Expanding existing government programs could enable farmers to become more sustainable – helping them improve their soil health, increase livestock efficiency, convert animal waste into clean energy, and decrease reliance on fossil fuels. Farm businesses run on tight margins and are affected by volatile commodity markets, so farmers need incentives – such as tax breaks, cost share, technical assistance, or favorable loan terms – in order for sustainable investments to make financial sense.
“Farmers are already feeling the effects of climate change, with U.S. growing areas experiencing a series of droughts, floods, and other extreme weather events in recent years,” Reilly said. “These conditions are only expected to intensify. The U.S. should develop and expand programs that help farmers prepare for the challenges that lie ahead, and enable them to make investments to mitigate future climate change.”
In developing the report, Reilly and Mercier made these four recommendations:
Increase funding for federal programs that help farmers reduce GHG emissions. These would include programs such as the Environmental Quality Incentives Program (EQIP), the Conservation Stewardship Program (CSP), the Rural Energy for America Program (REAP), and the Conservation Loan Program.
Increase funding for agricultural research that helps farmers adapt to and mitigate the effects of climate change. Funding could prioritize investigating methods of reducing methane emissions by livestock, making methane digesters more affordable to small and medium-sized farming operations, and evaluating the economic benefits to farmers from adopting climate-smart practices. For plant research, key focus areas also include plant genetic diversity, climate modeling, soil health, nutrient and water-use efficiency, and addressing pests and diseases
The federal government should also support private sector initiatives by supporting research into developing better tools such as sensors for measuring and monitoring changes in GHG emissions or SOC content in soils. In order to better leverage these dollars, policymakers should consider allocating at least some of the increased funding to be distributed through the Foundation for Food and Agriculture Research, which has demonstrated the efficacy of the public-private partnership funding model. ¬
Reintroduce and pass the Growing Climate Solutions Act. The legislation would set up a program to help create a pool of accredited technical assistance providers and third party verifiers to help farmers. Once up and running, this program would enable USDA to provide transparency, legitimacy, and informal endorsement of such personnel that help private landowners generate marketable carbon credits through a variety of agricultural and forestry related practices.

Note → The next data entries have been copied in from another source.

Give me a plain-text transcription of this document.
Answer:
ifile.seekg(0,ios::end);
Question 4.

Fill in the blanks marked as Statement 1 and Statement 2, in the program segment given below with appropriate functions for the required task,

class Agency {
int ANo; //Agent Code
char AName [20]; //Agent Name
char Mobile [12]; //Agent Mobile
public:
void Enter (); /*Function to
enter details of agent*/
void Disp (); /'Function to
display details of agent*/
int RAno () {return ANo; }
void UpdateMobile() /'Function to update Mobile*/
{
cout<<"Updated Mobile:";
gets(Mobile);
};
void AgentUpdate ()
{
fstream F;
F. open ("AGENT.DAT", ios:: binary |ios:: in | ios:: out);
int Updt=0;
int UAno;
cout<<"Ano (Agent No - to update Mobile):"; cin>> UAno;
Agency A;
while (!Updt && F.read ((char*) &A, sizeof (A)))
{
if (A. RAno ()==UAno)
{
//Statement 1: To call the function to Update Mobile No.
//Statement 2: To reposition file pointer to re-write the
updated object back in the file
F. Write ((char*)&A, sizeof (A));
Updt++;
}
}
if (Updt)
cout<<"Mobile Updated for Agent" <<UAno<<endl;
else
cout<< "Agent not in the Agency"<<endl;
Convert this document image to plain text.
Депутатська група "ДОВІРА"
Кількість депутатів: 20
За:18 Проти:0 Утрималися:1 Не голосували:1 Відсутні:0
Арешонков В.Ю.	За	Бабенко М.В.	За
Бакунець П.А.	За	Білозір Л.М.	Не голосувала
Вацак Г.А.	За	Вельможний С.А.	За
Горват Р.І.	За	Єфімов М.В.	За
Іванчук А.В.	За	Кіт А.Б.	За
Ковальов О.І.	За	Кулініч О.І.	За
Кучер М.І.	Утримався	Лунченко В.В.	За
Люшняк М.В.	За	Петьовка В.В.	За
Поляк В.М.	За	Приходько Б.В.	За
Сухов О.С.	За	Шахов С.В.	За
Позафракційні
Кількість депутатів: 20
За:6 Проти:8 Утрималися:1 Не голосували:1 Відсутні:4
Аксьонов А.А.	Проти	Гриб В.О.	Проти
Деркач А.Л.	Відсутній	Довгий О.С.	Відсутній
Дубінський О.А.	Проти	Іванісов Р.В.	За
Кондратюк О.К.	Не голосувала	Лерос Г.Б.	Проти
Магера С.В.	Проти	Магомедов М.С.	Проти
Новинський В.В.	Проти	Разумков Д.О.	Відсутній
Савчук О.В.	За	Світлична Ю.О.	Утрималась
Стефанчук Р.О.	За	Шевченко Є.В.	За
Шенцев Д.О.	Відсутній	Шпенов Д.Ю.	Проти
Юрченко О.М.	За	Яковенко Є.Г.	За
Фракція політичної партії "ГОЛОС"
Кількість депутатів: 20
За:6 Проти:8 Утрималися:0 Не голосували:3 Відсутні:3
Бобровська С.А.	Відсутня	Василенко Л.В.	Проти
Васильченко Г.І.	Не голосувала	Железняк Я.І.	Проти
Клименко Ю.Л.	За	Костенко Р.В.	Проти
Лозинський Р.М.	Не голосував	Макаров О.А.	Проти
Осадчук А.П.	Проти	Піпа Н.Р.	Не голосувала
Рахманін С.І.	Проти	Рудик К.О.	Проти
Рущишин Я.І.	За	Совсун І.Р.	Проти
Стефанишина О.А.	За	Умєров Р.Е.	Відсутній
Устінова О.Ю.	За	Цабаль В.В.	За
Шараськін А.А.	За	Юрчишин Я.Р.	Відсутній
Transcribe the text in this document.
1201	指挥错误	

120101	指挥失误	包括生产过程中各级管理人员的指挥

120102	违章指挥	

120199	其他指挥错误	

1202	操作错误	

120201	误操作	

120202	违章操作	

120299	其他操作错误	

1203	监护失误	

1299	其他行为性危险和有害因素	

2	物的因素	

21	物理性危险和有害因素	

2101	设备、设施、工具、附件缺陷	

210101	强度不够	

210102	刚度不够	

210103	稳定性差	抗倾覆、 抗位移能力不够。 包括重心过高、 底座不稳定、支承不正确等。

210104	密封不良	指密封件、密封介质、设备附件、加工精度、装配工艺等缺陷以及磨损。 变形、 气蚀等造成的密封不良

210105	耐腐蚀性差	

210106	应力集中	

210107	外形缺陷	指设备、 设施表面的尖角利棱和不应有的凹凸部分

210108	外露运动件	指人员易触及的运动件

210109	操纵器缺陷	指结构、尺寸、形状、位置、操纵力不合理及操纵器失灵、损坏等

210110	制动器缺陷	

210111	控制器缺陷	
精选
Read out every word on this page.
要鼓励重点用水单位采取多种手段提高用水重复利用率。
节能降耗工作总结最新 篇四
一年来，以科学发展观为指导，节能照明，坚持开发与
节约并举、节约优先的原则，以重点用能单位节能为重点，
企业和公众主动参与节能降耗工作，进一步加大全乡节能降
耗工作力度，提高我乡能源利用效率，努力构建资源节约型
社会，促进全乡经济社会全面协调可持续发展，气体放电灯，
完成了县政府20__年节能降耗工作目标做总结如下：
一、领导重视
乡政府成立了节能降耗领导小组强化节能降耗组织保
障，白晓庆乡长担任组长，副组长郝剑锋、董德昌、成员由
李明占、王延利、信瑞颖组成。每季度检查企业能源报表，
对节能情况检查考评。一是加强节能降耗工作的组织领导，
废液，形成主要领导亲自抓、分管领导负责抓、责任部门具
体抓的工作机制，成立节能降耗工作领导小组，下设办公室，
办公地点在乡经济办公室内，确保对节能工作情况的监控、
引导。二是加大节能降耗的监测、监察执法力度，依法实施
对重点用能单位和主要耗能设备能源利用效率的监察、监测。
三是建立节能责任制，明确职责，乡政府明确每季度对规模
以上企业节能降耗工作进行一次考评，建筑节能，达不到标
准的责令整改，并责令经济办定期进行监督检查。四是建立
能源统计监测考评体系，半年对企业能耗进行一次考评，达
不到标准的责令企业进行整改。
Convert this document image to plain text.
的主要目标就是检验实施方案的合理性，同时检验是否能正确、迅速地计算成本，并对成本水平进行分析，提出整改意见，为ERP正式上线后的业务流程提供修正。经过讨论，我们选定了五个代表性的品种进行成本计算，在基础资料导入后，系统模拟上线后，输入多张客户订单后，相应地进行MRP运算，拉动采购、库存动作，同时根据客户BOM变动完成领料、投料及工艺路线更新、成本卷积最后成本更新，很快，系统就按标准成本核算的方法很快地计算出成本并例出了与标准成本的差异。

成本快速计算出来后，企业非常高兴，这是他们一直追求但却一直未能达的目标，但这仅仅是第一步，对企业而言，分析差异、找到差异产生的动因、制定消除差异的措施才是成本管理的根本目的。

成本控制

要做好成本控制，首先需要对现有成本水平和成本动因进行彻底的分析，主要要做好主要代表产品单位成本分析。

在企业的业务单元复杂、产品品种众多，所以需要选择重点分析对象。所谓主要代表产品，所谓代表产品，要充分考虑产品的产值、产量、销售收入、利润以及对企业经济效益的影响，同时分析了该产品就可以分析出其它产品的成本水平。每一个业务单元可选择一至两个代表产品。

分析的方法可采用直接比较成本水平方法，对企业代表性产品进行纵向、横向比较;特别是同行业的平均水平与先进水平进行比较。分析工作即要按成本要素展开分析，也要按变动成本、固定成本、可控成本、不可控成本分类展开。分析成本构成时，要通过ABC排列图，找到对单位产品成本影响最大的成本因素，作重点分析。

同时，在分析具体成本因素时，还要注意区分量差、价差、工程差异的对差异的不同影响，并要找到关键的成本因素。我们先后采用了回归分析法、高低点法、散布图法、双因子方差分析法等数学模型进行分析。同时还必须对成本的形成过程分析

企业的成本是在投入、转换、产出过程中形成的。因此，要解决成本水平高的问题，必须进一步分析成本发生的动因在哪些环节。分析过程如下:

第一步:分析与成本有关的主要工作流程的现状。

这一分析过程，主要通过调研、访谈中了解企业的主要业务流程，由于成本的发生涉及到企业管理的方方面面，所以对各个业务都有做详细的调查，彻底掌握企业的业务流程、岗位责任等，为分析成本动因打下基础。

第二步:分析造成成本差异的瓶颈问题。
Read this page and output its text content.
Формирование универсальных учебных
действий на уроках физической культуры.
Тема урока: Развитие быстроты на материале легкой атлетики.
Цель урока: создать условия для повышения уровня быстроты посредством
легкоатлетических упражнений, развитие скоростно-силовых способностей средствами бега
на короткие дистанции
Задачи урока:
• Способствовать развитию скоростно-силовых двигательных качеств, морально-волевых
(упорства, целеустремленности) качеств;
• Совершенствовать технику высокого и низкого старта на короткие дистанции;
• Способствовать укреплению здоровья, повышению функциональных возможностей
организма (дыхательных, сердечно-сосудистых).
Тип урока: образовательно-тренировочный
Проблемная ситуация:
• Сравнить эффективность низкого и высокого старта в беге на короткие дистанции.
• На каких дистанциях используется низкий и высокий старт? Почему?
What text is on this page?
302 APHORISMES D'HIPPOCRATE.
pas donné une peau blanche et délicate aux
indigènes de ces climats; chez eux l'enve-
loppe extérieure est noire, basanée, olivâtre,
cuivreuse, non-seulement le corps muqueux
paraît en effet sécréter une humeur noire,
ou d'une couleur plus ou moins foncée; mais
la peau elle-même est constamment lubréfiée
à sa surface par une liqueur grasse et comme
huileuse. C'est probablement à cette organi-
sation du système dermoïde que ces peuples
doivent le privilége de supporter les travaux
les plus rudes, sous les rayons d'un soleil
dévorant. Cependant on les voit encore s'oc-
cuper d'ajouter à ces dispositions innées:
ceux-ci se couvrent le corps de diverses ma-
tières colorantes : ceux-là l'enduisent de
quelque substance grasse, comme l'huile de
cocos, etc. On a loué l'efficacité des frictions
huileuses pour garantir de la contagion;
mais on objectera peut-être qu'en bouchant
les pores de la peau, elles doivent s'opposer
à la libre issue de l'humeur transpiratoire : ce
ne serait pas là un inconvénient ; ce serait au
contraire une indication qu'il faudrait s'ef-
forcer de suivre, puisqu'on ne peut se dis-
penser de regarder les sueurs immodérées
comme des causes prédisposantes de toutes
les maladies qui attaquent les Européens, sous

Make it more affordable for farmers to adopt more radical – and highly impactful – interventions to improve their energy efficiency. In particular, the Energy Efficiency and Conservation Loan program has the potential to have a much greater impact if financial and technical support were increased to enable more farmers to participate. In addition, subsidies for farm-level renewable energy generation, such as through methane digesters and wind turbines, should be either added to existing programs or authorized through a new program.
“There is no shortage of solutions to help the U.S. agricultural industry fight climate change, but farmers need support to put these solutions into practice,” Mercier said. “Broadening access to government incentives and increased public investment in agricultural research will be crucial for the industry to become a sustainability success story.”